When it comes to tension in life, there’s both good and not-so-good.
Waiting to see if Astro’s pitcher Lance McCullers will throw his crazy grip curve ball (I can’t even get my fingers to go like that, let alone throw a ball) and the anticipation in wondering if JD will pull it into the left field bleachers…that’s the good kind.
Finding a needle, even if unused, in the garbage…not so good.
Following a major-IV chord with the minor-IV instead of resolving to the expected major-I chord (sorry…had a buncha years of music theory that I was really looking to use)…good tension.
Finding out that a bottle of blue gloop was dumped down the drain, putting hospital staff and the environment at risk…not so good.
So, because hazardous materials are a fact of life at UHN, used for things like diagnosing (lab reagents), treating (drugs), researching, cleaning and maintaining our buildings, UHN has developed policies, procedures, posters and other tools to help keep the tension positive. Below is a quick refresher, but please visit the Energy & Environment intranet page for more information…and don’t hesitate get in touch with any questions.
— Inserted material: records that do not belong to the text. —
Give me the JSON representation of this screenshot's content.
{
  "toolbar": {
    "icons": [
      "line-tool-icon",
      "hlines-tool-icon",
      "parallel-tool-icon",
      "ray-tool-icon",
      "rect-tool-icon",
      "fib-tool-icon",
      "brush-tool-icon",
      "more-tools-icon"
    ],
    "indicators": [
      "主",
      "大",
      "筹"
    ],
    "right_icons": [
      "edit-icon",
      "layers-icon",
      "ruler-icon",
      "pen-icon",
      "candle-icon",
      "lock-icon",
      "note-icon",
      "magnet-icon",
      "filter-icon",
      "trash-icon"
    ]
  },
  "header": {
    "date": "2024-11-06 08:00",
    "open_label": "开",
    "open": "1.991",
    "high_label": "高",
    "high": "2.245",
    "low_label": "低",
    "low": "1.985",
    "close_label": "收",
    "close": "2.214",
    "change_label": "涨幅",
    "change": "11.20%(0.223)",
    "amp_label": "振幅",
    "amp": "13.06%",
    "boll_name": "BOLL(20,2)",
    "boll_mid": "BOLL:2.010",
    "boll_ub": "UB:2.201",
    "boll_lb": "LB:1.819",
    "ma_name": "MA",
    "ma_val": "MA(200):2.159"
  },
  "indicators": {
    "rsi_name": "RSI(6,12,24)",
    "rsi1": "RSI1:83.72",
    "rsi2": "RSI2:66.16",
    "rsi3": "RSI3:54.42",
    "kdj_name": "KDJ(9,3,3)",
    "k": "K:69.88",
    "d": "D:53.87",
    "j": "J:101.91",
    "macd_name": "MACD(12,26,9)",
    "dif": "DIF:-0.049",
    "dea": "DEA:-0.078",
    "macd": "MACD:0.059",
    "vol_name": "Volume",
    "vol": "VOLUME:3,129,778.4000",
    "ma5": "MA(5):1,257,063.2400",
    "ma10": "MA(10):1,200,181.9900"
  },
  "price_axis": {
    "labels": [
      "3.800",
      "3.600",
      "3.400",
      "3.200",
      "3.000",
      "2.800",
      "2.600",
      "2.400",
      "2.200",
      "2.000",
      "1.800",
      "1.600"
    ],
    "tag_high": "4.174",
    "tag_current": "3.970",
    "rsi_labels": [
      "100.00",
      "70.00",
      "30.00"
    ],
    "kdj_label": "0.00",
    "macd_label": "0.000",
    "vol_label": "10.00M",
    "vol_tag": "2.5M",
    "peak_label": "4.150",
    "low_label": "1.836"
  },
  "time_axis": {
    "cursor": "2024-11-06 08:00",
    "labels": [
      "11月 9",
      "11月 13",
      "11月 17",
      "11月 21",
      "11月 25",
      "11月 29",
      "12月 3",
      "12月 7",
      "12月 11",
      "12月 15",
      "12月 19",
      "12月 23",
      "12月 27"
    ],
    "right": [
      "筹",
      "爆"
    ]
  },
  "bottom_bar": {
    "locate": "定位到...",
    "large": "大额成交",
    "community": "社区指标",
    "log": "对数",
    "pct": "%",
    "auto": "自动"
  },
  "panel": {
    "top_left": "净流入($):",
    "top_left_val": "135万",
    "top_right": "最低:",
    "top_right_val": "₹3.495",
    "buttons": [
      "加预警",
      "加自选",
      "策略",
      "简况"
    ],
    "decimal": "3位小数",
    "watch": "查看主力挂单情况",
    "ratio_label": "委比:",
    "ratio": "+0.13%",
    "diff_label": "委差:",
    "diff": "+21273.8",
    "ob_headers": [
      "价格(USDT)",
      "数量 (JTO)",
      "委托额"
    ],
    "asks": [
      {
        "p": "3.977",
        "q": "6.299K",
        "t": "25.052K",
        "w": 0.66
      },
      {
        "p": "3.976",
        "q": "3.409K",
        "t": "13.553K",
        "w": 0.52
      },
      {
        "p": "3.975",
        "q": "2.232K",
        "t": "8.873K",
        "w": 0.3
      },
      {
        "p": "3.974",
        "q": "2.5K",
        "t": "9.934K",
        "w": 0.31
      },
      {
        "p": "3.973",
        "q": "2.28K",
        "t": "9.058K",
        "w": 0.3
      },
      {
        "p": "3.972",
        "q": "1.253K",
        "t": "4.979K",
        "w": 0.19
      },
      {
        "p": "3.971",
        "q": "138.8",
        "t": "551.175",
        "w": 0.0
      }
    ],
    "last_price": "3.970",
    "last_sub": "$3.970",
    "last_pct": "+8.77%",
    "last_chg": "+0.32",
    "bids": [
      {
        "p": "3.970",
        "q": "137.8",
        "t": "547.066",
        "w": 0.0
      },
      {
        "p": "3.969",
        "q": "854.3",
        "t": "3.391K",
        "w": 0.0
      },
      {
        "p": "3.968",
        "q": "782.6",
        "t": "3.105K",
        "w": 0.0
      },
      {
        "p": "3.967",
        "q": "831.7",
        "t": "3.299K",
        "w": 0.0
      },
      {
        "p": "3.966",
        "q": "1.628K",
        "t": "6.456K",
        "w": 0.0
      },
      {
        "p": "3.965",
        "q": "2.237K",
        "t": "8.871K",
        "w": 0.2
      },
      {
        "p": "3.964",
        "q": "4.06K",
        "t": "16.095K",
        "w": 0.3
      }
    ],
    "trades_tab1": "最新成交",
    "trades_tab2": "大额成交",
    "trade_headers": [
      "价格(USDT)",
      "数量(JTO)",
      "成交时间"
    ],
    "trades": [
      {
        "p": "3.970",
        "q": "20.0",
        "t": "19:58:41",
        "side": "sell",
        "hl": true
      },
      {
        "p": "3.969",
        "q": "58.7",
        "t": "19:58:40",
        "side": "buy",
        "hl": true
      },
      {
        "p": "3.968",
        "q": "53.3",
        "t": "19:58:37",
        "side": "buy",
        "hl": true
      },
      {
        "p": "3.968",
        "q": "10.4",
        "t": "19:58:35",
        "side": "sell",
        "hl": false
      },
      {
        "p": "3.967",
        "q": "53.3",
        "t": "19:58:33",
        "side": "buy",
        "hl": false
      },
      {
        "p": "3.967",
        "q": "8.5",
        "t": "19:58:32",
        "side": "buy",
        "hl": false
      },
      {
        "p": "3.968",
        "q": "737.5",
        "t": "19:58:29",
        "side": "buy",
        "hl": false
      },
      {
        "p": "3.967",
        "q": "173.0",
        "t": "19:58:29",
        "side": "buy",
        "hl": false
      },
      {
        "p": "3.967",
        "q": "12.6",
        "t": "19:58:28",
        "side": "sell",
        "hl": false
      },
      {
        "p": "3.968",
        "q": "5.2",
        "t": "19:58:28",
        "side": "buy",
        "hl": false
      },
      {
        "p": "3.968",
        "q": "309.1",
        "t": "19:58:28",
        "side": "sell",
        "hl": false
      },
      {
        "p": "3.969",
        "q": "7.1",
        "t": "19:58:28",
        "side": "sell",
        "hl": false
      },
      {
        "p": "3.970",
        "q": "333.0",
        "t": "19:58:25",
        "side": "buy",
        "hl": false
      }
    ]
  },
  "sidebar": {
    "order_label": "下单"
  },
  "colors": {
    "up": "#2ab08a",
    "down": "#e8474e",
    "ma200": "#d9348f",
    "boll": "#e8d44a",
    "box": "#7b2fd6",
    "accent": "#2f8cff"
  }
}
Biomedical Waste includes sharps, blood, body fluids (but not urine or feces unless they have visible blood), anatomical waste and cytotoxic waste…and is disposed of in either red or yellow bags or sharps containers.
- Yellow is for waste that is autoclaved, including blood and body fluids. And, despite being “icky” (technical term used by environmental types), diapers, urine and feces can be disposed of as regular waste unless there is visible blood present. General isolation room waste (e.g., gowns, non-bloody items, etc.) can also be disposed of as regular waste.
- Red is for waste that is sent for incineration, which is actually less than 25% of UHN’s biomedical waste, and includes:
- Cytotoxic waste (which needs to be labelled as such).
- Anatomical waste (which really should only be disposed of by Pathology or Research).
- “Infectious” waste (which are things exposed to the really nasty, nasty stuff – think CJD and Ebola – and not things exposed to the likes of C.Diff, HIV, MRSA or hepatitis).
Chemical Waste includes lab reagents, cleaning chemicals, disinfectants, maintenance supplies, mercury (including mercury in fluorescent lightbulbs) and that bottle of blue gloop found in that drawer not opened since the last millennium.
- Research and LMP have their own procedures for safely disposing of chemical waste.
- Everyone else… get in touch. Doesn’t get much easier, eh?
For simplicity, Pharmaceutical Waste includes everything from left over anesthetic reagents, antibiotics, and narcotics, through to throat lozenges and aspirin.
- All pharmaceutical waste should be disposed of in blue and white “Rx” bins, which come in several sizes and safety-lid configurations.
- For reasons known only to the government, cytotoxic medications and waste are considered to be biomedical waste for incineration and should be disposed of as such (see above).
- Narcotics, being what they are, need to be appropriately rendered un-usable while being witnessed.